Once the lifeboat host is added to the new cluster, vMotion all the VMs from the lifeboat onto the dock.  Now work can split in 2 directions: one person sends the lifeboat back; another starts processing the newly-landed VMs that are sitting on the dock.

vSphere Clusters, unloading lifeboat

Sending the lifeboat back is fairly trivial.  Disconnect/remove the lifeboat from the new vCenter, add the host back to the old vCenter, and add the links to the vDS.  At this point, this person can start loading up the next batch of evacuees.

On the receiving side, all the VMs are currently pinned to the dock, since it’s now the only host with a standard switch.  All of the VMs there need to have their networks moved to the new vCenter’s vDS.  The process is just the reverse of before (“Migrate Virtual Machine Networking” under the networking tab, moving “VLAN2″ to “Private VLAN2″).  The rest is housekeeping: file the VMs into the right resource pools and folders, update the in-house inventory system to indicate the VMs were moved to a new vCenter, start vmware-tools upgrading.  Last step, we’d enable DRS and put the dock in maintenance mode, to eject all the new VMs into the remainder of the new cluster, to make room for the next boatload of arrivals.

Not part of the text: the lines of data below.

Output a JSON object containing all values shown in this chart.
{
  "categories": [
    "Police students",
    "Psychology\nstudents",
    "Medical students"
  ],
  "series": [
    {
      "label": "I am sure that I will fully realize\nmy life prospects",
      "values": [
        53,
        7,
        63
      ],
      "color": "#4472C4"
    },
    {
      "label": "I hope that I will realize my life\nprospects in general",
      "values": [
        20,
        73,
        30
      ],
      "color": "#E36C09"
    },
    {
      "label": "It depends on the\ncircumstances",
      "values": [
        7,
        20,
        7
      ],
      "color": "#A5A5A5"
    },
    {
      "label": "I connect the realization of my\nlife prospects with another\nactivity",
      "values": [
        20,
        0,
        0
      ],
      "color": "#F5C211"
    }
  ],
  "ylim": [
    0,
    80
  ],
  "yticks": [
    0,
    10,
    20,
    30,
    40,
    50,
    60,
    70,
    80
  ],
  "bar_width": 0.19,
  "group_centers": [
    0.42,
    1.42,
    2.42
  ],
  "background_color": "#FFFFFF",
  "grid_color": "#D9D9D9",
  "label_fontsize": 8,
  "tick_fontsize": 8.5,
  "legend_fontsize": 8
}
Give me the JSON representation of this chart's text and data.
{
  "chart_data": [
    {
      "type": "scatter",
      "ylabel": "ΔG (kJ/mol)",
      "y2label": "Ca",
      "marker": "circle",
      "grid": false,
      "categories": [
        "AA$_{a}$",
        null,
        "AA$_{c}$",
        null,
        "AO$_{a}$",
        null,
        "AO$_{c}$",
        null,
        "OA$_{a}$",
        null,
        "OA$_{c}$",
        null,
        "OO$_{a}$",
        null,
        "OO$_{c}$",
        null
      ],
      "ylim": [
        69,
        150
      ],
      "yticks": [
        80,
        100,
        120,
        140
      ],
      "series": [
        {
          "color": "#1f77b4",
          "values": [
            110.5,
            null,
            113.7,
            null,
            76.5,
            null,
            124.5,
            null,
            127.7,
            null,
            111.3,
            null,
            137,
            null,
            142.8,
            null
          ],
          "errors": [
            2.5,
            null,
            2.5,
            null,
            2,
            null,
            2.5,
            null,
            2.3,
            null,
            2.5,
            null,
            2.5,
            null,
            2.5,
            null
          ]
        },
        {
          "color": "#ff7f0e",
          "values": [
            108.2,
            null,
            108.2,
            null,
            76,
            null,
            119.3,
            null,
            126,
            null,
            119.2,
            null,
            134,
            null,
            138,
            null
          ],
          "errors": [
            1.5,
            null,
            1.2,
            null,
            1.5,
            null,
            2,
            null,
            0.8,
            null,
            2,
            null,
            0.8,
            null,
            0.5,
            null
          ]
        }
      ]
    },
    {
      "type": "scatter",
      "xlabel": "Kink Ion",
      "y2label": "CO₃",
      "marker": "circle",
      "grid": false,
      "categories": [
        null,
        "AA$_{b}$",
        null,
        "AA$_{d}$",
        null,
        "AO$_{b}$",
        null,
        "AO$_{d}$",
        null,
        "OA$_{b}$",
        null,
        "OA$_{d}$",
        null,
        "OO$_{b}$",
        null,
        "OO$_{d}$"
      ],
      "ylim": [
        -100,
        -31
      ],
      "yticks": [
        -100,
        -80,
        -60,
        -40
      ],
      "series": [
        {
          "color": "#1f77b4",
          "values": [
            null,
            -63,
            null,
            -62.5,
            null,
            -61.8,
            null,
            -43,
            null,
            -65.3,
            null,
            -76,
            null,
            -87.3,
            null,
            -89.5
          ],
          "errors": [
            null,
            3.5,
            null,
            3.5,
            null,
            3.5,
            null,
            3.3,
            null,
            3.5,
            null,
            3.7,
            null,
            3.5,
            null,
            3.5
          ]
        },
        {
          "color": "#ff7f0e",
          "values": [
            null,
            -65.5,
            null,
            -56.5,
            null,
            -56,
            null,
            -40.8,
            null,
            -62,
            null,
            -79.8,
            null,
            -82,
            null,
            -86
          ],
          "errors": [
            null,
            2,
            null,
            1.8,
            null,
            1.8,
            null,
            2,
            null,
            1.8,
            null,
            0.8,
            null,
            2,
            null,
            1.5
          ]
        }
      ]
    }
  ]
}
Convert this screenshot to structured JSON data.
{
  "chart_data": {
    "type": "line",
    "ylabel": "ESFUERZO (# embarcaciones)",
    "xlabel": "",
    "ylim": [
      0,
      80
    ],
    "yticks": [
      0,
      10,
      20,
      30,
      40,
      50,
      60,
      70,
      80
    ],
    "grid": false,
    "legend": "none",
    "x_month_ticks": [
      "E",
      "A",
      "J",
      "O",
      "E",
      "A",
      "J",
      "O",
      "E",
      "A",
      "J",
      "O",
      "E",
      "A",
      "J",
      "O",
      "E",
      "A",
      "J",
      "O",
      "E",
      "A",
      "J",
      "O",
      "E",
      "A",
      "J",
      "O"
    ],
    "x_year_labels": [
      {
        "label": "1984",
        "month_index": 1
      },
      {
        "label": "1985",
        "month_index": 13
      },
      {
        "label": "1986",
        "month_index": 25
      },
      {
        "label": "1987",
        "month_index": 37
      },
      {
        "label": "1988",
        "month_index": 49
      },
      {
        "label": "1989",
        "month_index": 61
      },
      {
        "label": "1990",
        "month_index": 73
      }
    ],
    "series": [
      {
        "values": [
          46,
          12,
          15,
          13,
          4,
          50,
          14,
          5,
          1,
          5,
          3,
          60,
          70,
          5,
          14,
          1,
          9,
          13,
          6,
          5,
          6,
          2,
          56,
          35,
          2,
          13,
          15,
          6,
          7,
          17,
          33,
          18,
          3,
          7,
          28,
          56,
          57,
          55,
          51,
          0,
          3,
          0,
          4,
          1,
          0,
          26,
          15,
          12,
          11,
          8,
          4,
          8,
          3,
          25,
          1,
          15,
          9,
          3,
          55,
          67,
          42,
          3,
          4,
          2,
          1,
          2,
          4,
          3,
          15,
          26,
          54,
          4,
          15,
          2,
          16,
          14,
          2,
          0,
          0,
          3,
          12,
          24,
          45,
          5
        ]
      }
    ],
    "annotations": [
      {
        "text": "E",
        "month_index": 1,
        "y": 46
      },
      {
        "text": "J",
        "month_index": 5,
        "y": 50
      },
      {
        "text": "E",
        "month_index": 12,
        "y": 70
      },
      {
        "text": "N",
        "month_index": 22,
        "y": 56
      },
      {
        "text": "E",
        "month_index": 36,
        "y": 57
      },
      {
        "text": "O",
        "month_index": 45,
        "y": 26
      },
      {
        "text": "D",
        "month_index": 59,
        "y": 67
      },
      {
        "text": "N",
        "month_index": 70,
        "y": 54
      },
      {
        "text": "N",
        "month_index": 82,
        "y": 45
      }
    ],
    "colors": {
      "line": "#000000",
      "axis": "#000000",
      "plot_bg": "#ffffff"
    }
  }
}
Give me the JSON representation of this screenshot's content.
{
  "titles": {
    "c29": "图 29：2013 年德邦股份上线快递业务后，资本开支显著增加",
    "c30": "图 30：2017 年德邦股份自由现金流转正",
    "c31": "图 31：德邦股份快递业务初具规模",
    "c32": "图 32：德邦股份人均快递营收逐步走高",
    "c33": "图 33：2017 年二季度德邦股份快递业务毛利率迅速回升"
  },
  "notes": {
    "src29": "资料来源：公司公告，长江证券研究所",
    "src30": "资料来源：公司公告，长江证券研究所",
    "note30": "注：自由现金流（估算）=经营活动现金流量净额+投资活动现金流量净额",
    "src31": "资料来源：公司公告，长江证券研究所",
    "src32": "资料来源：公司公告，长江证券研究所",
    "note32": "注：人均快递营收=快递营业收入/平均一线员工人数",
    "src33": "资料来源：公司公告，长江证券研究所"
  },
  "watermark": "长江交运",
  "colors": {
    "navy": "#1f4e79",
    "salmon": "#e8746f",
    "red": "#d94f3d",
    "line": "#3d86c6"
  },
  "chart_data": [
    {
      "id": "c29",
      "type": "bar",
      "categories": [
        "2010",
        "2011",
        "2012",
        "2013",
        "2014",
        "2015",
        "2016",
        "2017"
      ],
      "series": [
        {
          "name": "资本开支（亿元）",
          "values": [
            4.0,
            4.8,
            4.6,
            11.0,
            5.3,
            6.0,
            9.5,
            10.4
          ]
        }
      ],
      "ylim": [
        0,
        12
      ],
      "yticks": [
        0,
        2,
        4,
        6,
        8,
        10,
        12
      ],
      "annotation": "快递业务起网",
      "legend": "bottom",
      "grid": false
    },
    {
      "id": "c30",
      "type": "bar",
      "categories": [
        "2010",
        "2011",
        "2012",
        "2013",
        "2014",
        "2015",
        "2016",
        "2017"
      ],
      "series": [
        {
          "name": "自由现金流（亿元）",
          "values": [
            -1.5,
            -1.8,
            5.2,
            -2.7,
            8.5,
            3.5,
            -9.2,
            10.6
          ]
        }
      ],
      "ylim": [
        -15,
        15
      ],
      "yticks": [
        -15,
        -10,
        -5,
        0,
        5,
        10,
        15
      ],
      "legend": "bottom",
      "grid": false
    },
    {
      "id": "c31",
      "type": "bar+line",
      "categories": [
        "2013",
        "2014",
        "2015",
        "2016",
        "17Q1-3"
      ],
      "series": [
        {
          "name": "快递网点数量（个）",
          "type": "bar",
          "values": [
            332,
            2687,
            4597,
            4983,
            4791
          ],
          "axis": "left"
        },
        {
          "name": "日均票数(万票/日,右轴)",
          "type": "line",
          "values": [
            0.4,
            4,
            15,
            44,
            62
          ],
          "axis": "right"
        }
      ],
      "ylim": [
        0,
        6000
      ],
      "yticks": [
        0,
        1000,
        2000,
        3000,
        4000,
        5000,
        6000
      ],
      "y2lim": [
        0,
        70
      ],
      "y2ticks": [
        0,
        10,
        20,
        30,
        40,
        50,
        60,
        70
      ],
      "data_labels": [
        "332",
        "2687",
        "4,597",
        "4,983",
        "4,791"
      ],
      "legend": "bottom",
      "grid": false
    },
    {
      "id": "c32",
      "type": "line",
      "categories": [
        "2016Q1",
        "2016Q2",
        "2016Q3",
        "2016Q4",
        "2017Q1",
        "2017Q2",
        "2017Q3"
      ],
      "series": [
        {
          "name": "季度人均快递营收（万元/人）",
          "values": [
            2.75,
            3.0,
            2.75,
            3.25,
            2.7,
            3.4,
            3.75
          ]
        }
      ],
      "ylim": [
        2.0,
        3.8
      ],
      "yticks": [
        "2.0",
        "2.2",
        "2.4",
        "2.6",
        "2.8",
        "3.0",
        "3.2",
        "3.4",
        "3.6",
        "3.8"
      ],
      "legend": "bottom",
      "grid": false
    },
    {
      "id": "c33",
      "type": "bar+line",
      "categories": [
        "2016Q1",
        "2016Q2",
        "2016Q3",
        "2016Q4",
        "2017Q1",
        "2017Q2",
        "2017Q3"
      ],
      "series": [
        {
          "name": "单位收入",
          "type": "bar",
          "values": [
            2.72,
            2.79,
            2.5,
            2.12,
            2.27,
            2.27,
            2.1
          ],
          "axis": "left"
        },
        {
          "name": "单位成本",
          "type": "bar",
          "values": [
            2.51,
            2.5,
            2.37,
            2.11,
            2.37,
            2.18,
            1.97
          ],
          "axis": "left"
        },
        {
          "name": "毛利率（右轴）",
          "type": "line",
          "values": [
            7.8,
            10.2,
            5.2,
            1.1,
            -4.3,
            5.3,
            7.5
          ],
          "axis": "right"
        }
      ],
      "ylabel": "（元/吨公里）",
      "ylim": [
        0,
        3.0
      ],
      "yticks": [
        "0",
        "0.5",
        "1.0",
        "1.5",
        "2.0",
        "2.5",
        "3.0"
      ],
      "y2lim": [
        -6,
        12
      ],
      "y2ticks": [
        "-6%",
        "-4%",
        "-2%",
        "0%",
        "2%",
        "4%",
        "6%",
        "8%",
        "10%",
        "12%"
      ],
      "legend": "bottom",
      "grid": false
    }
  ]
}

We had very few problems, but I’ll list them:

  • Any snapshots on the VMs were invalid after the move.  We found this the hard way: someone in QA rolled a guest back to a baseline snapshot, only to find the networking lost, because it restored references to the old vDS.  Easily fixed once identified, and we were lucky that it wasn’t a bigger problem since we’d coordinated that move with the user.
  • Two VMs had vNICs that had had manually configured MAC addresses in the 00:50:56 space.  The VM refused to land on the new side, because it could conflict/not be managed.  We had to do a hot-swap of the vNIC to get onto an automatic MAC, at which point the VM moved happily.
  • And, of course, human error.  Misclassifying VMs into the wrong place because we were moving so much so fast.

One person would own one boatload, noting which pools/folders they got VMs from, and owning putting them in the right place on the far side.  All in all, with 2 people, we were able to move 200VMs across in a full working day, and so we finished up evacuating the old vCenter in 5 working days.  We only had to coordinate with 2 customers, and took one 15m maintenance window (for the manual-MAC-vNIC issue), and even then we didn’t disrupt service.

Around 1000 VMs moved, and nobody noticed.  Just how we wanted it.